In this project I study stable hypersurfaces whose mean curvature is prescribed by a given function on the ambient Riemannian manifold (special cases of which include minimal and constant-mean-curvature hypersurfaces). The project aims to address the fundamental geometric question of existence of closed hypersurfaces of this type in arbitrary closed Riemannian manifolds, employing an analytic framework (regularity and compactness results) that I recently developed. The successful completion of this project will be a pathway towards a more complete understanding of interfaces between liquids and air (as in the capillarity model above).

The project is completely self-contained, it addresses a fundamental geometric problem with an underlying and fundamental analytic component and an expected impact on applied problems. In addition to the PI, it will involve a PDRA that will be chosen and trained, thereby adding expertise in the UK in the area of geometric analysis. Moreover, part of the proposed research will be conducted in collaboration with other UK-based mathematicians. In view of these considerations, the successful completion of the proposal will foster a UK-based ``school'' with expertise in hot topics at the interface between partial differential equations and geometry, in line with the aims outlined in the 2010 International Review of Mathematical Sciences and the 2016 EPSRC Mathematical Sciences Community Overview Documents. The importance of this area of research can be stressed by recalling a few major breakthroughs and awards over the past dozen years, starting with Perelman's proof of the geometrization and Poincare conjectures (Fields medal 2006), until the more recent proofs by Marques-Neves of the 50-year-old Willmore conjecture, by Brendle--Schoen of the 1/4-pinching conjecture, and the very recent proof of the positive mass theorem in all dimensions by Schoen-Yau; the award to Nirenberg and Nash of the Abel Prize in 2016 for ``seminal contributions to the theory of nonlinear partial differential equations and its applications to geometric analysis'' testifies the importance placed on progress in the area.
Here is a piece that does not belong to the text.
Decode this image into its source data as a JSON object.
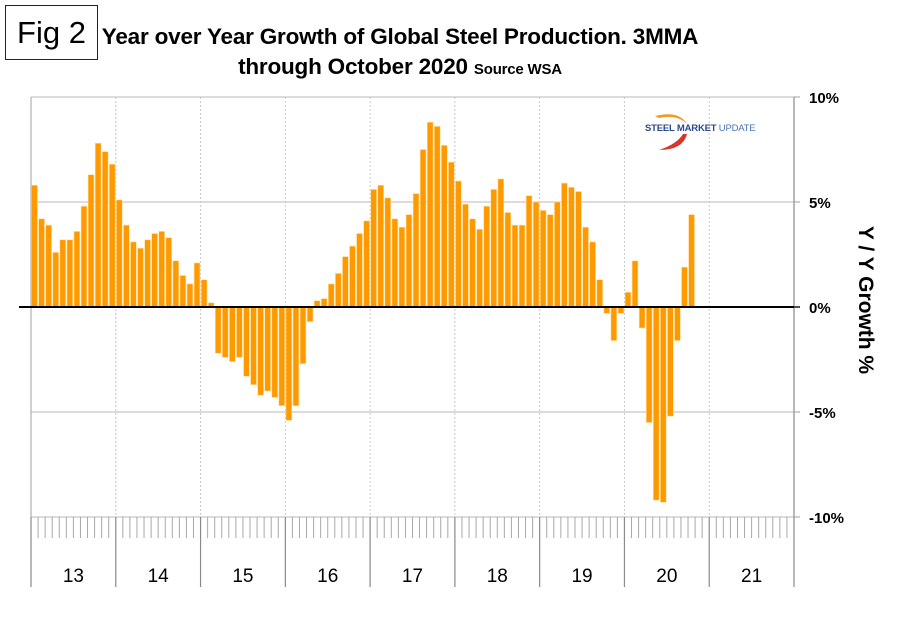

From an economic and societal perspective, the creation of a "school", the knowledge produced and the techniques developed will be key attractive features for future MSci, MPhil and PhD students interested in geometric analysis to choose the UK over other world-leading institutions based abroad. At the same time, the completion of the present project will provide an occasion to train students in geometric analysis, by introducing ad hoc 4th year and graduate courses motivated by the achievements obtained; this will enhance the competitiveness of home-grown talent in view of future hirings in the UK, a direction encouraged by the 2010 International Review of Mathematical Sciences. Implicitly, by reinforcing the leading role of the UK in geometric analysis, the success of the project will make academic institutions in the UK less prone to losing their leaders to abroad institutions, in agreement with the objectives of the 2016 EPSRC Mathematical Sciences Community Overview Documents.

The exchanges between the analytic and geometric aspects in this project will provide an occasion for the team to interact with leading researchers (based in the UK and abroad) from the analysis and applied communities. The 3-day workshop proposed will provide a platform for such interactions. In addition to the dissemination component, with the presence of internationally affirmed mathematicians, the workshop will feature an outlook component: the activities will provide an occasion to identify future directions of research that are of interest to several mathematical communities and will strengthen cross-disciplinary links. At the same time, the workshop will be beneficial for the London EPSRC Centre for Doctoral Training, both as a learning opportunity for students and to enhance the identification of new and interesting research projects, including those for potential PhD theses.